Positive Resonanz bei den Arbeitgebern
Laut einer Umfrage von Talanx im November 2018 kommt das Sozialpartnermodell bei den Arbeitgebern gut an: 73 Prozent beurteilen die neue Form der bAV positiv. Doch sehen die Arbeitgeber beim Sozialpartnermodell auch Nachbesserungsbedarf. „Das Tarifvertragserfordernis schränkt das Verbreitungspotenzial der rBZ ein, die Vorgabe des Sicherungsbeitrags ist unklar und greift unnötig in die Tarifautonomie ein, automatische Entgeltumwandlung und Opt-out-Modelle werden erschwert statt erleichtert“, stellte Alexander Gunkel, Mitglied der Hauptgeschäftsführung der Bundesvereinigung der Deutschen Arbeitgeberverbände (BDA), anlässlich der Fachkonferenz „4. Berliner bAV-Auftakt“ Anfang Februar fest. Zudem hätten Gewerkschaften andere Prioritäten gesetzt – etwa Arbeitszeitverkürzung bei Metall.

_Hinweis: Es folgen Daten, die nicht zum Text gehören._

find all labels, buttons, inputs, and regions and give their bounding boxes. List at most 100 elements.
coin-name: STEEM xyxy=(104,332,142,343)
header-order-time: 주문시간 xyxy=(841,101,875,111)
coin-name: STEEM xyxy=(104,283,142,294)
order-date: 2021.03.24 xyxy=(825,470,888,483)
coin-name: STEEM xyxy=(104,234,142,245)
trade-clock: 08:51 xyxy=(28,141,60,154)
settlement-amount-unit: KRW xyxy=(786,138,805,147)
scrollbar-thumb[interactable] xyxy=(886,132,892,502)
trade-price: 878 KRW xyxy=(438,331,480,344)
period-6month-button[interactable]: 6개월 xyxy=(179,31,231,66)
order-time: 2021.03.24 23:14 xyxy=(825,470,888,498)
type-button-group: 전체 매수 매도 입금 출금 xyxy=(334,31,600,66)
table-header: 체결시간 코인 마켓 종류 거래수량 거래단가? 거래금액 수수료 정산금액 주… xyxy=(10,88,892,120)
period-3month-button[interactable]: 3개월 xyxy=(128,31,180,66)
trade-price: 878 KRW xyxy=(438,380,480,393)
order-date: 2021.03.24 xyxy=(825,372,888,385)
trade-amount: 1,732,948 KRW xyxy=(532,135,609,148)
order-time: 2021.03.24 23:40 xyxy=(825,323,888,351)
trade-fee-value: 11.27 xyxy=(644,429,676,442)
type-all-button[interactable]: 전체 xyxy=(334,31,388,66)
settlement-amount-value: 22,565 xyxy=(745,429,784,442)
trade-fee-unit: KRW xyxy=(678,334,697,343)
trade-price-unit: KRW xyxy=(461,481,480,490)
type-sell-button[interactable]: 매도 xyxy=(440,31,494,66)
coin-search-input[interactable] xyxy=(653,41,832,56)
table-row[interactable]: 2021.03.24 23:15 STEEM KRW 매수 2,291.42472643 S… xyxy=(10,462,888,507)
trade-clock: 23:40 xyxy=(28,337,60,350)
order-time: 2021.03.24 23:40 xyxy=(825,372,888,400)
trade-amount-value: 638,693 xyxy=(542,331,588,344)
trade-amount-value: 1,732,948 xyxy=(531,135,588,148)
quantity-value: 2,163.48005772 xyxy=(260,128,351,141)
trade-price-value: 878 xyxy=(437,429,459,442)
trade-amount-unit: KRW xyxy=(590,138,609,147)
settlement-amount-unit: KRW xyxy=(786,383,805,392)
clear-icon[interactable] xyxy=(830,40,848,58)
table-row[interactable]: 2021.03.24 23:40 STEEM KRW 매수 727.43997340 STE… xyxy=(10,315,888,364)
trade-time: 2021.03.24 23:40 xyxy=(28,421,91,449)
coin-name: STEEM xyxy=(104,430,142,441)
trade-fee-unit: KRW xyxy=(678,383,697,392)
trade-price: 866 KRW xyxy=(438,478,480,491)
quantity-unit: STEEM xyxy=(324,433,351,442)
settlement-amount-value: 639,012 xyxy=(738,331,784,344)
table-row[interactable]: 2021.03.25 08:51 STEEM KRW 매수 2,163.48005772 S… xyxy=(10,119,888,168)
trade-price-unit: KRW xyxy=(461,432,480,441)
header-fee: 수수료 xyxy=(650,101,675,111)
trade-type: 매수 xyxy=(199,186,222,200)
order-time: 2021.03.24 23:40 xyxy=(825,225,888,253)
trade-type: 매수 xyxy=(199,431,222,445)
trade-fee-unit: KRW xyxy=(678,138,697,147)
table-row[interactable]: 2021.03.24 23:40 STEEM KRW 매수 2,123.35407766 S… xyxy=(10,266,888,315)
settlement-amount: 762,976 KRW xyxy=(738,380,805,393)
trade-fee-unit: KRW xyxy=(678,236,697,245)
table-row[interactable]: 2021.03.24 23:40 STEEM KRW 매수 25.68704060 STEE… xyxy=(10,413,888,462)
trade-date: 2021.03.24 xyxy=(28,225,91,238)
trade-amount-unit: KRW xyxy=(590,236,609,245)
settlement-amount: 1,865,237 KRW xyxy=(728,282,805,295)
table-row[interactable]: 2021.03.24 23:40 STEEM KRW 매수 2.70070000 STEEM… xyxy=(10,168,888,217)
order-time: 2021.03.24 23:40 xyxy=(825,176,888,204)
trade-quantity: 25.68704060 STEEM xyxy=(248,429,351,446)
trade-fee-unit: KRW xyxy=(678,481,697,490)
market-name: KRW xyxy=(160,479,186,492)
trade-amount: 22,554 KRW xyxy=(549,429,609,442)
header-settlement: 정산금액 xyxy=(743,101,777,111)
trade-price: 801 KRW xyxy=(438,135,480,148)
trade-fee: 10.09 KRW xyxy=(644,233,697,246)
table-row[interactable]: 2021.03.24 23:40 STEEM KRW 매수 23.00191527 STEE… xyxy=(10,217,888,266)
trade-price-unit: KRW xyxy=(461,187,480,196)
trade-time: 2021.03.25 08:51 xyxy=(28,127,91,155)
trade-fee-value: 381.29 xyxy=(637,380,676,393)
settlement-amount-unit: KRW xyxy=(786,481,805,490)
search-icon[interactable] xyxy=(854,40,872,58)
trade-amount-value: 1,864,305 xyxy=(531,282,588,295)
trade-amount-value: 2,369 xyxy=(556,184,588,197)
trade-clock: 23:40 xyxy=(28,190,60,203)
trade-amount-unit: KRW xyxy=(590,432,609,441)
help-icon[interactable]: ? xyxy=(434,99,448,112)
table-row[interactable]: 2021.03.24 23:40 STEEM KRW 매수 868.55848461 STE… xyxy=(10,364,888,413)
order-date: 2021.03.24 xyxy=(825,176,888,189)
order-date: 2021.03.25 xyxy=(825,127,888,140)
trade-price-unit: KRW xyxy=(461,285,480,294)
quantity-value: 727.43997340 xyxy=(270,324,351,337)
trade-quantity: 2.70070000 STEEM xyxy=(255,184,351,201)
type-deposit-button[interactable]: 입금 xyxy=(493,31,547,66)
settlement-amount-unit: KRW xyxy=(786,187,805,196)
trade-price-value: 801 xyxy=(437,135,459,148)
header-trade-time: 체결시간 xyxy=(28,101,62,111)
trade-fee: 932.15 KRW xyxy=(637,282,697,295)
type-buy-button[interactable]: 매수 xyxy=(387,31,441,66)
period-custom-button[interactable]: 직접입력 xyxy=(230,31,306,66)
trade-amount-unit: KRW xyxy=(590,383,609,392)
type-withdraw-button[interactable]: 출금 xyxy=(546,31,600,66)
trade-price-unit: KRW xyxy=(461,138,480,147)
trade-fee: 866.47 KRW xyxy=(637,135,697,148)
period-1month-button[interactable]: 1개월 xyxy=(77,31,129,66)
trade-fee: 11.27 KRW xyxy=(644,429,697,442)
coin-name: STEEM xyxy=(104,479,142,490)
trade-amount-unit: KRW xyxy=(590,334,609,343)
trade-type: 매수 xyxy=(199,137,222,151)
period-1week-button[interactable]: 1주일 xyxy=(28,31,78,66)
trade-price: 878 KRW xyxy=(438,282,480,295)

Pflichtzuschuss für bestehende Verträge
Ein weiteres wichtiges Thema ist der Pflichtzuschuss für bestehende Verträge durch die Arbeitgeber ab dem Jahr 2022. Dieser Zuschuss lässt sich in den Unternehmen offenbar schwerer umsetzen als erwartet. Das geht aus einer Umfrage hervor, die die BBVS Beratungsgesellschaft für betriebliche Versorgungssysteme und das Deutsche Institut für Altersvorsorge (DIA) durchgeführt haben, wie das Online-Magazin „Pfefferminzia“ am 4. Oktober 2018 berichtet. Dabei sollte ermittelt werden, ob und wie die Versicherer bei Bestandsverträgen eine Aufstockung der Einzahlungen überhaupt zulassen.

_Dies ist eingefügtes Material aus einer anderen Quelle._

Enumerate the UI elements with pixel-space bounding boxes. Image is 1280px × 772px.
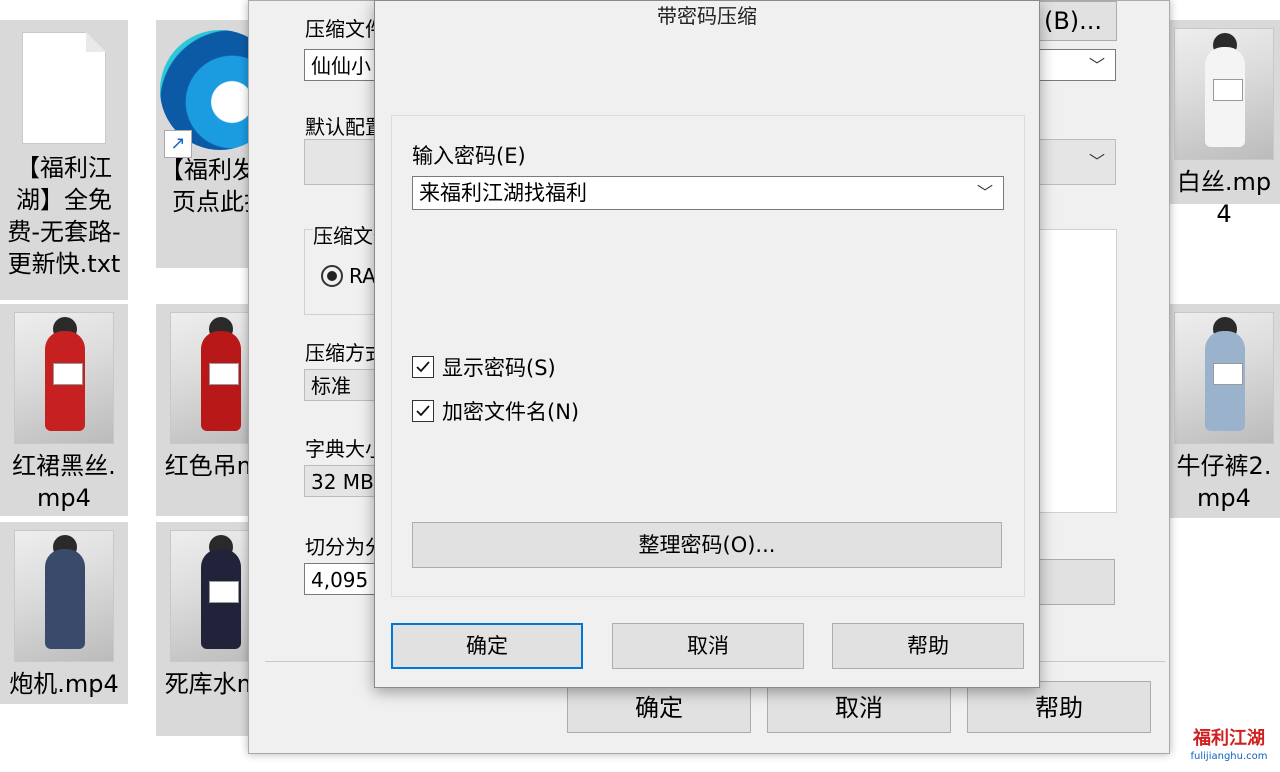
method-select[interactable]: 标准 [304, 369, 384, 401]
split-combo[interactable]: 4,095 M [304, 563, 384, 595]
video-thumbnail-icon [14, 530, 114, 662]
encrypt-filenames-label: 加密文件名(N) [442, 400, 580, 424]
desktop-icon-label: 牛仔裤2.mp4 [1176, 452, 1272, 512]
video-thumbnail-icon [14, 312, 114, 444]
chevron-down-icon: ﹀ [1088, 152, 1105, 171]
desktop-icon-txt[interactable]: 【福利江湖】全免费-无套路-更新快.txt [0, 20, 128, 300]
chevron-down-icon[interactable]: ﹀ [977, 177, 993, 209]
watermark-text: 福利江湖 [1193, 728, 1265, 749]
dictionary-select[interactable]: 32 MB [304, 465, 384, 497]
password-value: 来福利江湖找福利 [419, 181, 587, 205]
video-thumbnail-icon [1174, 312, 1274, 444]
desktop-icon-label: 红裙黑丝.mp4 [12, 452, 116, 512]
browse-button[interactable]: (B)... [1029, 1, 1117, 41]
dialog-title: 带密码压缩 [657, 4, 757, 28]
format-radio[interactable]: RA [321, 264, 376, 288]
password-input[interactable]: 来福利江湖找福利 ﹀ [412, 176, 1004, 210]
checkbox-checked-icon [412, 356, 434, 378]
profile-label: 默认配置 [305, 115, 385, 139]
shortcut-arrow-icon: ↗ [164, 130, 192, 158]
desktop-icon-label: 白丝.mp4 [1176, 168, 1272, 228]
dictionary-label: 字典大小 [305, 437, 385, 461]
show-password-checkbox[interactable]: 显示密码(S) [412, 352, 556, 382]
watermark-logo: 福利江湖 fulijianghu.com [1184, 728, 1274, 768]
chevron-down-icon: ﹀ [1088, 56, 1105, 75]
method-label: 压缩方式 [305, 341, 385, 365]
options-panel [1039, 229, 1117, 513]
desktop-icon-label: 【福利江湖】全免费-无套路-更新快.txt [7, 154, 121, 278]
checkbox-checked-icon [412, 400, 434, 422]
radio-selected-icon [321, 265, 343, 287]
desktop-icon-label: 炮机.mp4 [9, 670, 119, 698]
ok-button[interactable]: 确定 [391, 623, 583, 669]
desktop-icon-video-6[interactable]: 牛仔裤2.mp4 [1168, 304, 1280, 518]
cancel-button[interactable]: 取消 [612, 623, 804, 669]
watermark-url: fulijianghu.com [1190, 751, 1268, 762]
bg-ok-button[interactable]: 确定 [567, 681, 751, 733]
encrypt-filenames-checkbox[interactable]: 加密文件名(N) [412, 396, 579, 426]
text-file-icon [22, 32, 106, 144]
desktop-icon-video-5[interactable]: 白丝.mp4 [1168, 20, 1280, 228]
video-thumbnail-icon [1174, 28, 1274, 160]
desktop-icon-video-2[interactable]: 炮机.mp4 [0, 522, 128, 704]
organize-passwords-button[interactable]: 整理密码(O)... [412, 522, 1002, 568]
password-label: 输入密码(E) [412, 144, 526, 168]
show-password-label: 显示密码(S) [442, 356, 556, 380]
archive-name-value: 仙仙小 [311, 54, 371, 78]
password-dialog: 带密码压缩 输入密码(E) 来福利江湖找福利 ﹀ 显示密码(S) 加密文件名(N… [374, 0, 1040, 688]
bg-help-button[interactable]: 帮助 [967, 681, 1151, 733]
password-group: 输入密码(E) 来福利江湖找福利 ﹀ 显示密码(S) 加密文件名(N) 整理密码… [391, 115, 1025, 597]
archive-name-label: 压缩文件 [305, 17, 385, 41]
set-password-button[interactable] [1039, 559, 1115, 605]
desktop-icon-video-1[interactable]: 红裙黑丝.mp4 [0, 304, 128, 516]
help-button[interactable]: 帮助 [832, 623, 1024, 669]
bg-cancel-button[interactable]: 取消 [767, 681, 951, 733]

„Arbeitgeber, die in der Vergangenheit mit der Einstellung neuer Mitarbeiter deren bestehende Direktversicherung übernommen haben, werden mit einer Vielfalt von Bedingungen konfrontiert sein und müssen für jeden einzelnen Vertrag eine Lösung finden“, sagt BBVS-Geschäftsführer Karsten Rehfehldt. In zahlreichen Fällen könnten Bestandsverträge gar nicht um die vorgeschriebenen 15 Prozent erhöht werden. Die genutzten Tarife seien entweder bereits geschlossen oder der Rechnungszins so hoch, dass die Versicherer gar keine Beitragserhöhungen mehr gestatten wollen. Daher seien in vielen Fällen die Arbeitgeber gezwungen, einen Neuvertrag abzuschließen.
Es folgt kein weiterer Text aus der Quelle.